In un’intervista esclusiva al New York Times, il chitarrista e fondatore dei Black Flag Greg Ginn parla senza filtri della rivoluzionaria scelta di ricostruire la iconica band della scena hardcore punk mondiale con una formazione giovanissima, tre membri nati ben dopo lo scioglimento originario del gruppo.
“E’ il momento di spiegare, anche se trovo tutto questo sgradevole“, esordisce nell’intervista Ginn, affrontando le polemiche nate dall’età dei nuovi componenti: Max Zanelly (22 anni, voce), David Rodriguez (21, basso) e Bryce Weston (22, batteria). Per lui, la selezione è stata spietatamente meritocratica: “Ero aperto a chiunque. Ho avuto molte candidature, ma sono semplicemente i migliori, musicalmente parlando. Lo capiranno quando ci ascolteranno suonare“.
Ginn disdegna il rumore di fondo dei social network, definendolo con sarcasmo il parere di “qualcuno nello scantinato di sua madre che sa come governare il mondo”. La sua bussola è il contatto vivo con il pubblico dal vivo. E forse è stato proprio in quel contesto che ha scovato il futuro. La cantante Max Zanelly, infatti, è stata reclutata dopo che Ginn l’ha notata cantare con furore in prima fila a un loro concerto. “Era l’unica persona che potevo immaginare per farlo“, confessa.
Per la Zanelly, un’esperienza totalmente nuova. “Il primo giorno di prove ho detto: ‘Yo, non ho mai urlato in un microfono prima d’ora‘”, racconta. La sua palestra? Le macchine. “Tornando a casa dal turno di cameriera, perdevo la voce in auto urlando le canzoni dei Black Flag“. Un’anima punk autentica, plasmata dall’ascolto, non dalla militanza nella scena.
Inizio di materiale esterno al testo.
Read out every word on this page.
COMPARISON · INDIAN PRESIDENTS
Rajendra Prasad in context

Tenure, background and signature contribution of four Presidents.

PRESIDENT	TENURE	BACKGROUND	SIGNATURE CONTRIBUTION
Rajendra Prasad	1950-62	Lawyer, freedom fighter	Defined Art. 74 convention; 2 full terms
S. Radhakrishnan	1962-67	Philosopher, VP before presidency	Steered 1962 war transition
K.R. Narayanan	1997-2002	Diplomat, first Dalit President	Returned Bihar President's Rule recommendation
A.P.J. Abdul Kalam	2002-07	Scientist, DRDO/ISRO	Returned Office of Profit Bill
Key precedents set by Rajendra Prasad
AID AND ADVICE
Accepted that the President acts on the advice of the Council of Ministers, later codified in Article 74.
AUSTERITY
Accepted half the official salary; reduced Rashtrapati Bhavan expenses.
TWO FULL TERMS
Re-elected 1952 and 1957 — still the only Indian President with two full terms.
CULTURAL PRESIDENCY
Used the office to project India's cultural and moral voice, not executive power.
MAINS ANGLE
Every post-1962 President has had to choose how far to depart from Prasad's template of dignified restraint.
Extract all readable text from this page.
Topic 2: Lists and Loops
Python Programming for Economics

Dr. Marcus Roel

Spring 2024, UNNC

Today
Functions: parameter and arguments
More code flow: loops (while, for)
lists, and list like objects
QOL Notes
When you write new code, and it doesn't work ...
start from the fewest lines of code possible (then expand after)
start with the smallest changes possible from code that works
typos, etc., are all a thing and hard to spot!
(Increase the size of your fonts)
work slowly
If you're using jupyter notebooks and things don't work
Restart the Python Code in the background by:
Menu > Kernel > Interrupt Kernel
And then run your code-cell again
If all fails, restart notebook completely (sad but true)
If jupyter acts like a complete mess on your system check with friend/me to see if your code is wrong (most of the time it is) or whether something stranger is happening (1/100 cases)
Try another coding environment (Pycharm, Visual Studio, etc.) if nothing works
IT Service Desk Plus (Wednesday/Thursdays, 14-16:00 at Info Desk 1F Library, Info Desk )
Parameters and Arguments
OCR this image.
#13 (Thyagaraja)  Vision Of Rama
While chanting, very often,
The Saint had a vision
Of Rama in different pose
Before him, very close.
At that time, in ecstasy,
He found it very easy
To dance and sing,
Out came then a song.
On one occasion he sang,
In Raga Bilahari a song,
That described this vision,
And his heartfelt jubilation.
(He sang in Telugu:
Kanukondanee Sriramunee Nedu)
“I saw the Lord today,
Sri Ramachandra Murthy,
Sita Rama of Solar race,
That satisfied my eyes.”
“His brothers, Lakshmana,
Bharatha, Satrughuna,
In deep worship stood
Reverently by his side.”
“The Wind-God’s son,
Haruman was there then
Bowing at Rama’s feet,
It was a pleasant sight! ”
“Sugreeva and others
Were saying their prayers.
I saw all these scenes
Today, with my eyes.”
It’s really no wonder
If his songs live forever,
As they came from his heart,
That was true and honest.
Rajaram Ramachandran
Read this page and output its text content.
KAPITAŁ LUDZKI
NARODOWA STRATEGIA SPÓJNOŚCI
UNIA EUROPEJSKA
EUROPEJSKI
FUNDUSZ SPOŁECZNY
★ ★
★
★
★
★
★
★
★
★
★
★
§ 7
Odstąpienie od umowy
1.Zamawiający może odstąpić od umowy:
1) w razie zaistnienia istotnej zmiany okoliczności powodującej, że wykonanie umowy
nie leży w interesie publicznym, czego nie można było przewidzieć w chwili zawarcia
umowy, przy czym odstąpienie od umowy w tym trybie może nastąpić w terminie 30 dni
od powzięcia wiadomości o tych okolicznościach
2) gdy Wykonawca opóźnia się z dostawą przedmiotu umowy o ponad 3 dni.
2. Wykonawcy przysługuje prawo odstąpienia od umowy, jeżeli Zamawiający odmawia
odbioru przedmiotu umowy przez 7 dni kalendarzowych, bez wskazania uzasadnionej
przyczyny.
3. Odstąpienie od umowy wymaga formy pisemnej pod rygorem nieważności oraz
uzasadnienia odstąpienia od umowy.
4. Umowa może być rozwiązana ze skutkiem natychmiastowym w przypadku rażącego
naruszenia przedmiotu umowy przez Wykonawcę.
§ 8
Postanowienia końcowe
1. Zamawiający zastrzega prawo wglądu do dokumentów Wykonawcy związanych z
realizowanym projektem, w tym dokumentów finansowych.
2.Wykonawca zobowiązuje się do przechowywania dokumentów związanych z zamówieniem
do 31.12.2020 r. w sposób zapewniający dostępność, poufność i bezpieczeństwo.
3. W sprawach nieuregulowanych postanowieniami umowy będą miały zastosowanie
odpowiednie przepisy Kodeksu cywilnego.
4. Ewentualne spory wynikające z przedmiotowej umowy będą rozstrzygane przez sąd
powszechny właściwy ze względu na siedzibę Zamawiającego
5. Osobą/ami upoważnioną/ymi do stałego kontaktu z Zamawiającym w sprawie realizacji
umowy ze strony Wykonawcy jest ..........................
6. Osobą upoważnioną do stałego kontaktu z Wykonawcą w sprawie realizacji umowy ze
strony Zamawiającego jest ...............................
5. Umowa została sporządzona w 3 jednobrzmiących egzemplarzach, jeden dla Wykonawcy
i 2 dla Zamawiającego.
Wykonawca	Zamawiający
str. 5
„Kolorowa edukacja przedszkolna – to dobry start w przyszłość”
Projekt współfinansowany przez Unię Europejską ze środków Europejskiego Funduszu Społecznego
Anche l’audizione di Bryce Weston è arrivata via video, segno di un reclutamento che unisce vecchie intuizioni e nuovi metodi. È la fotografia di un gruppo in transizione: la mente storica e compositiva di Ginn si fonde con l’energia cruda di tre ventenni che portano il peso di un’eredità senza averne vissuto l’epoca d’oro.
I nuovi Black Flag non vogliono essere una tribute band di se stessi. Sono in tour fino a fine mese, per poi tornare nel 2026 con una serie di date già annunciate, incluso un atteso passaggio al Coachella. Una scommessa audace, che prova a innestare il DNA anarchico e sperimentale della band in un corpo nuovo.
Il punk non muore, si rigenera. E a volte per farlo, ha bisogno di voci che non esistevano quando tutto è cominciato. La storia dirà se Ginn ha visto lungo, o se ha semplicemente scavato nel futuro per ritrovare lo spirito irrequieto del passato. Il primo verdetto spetta al palco.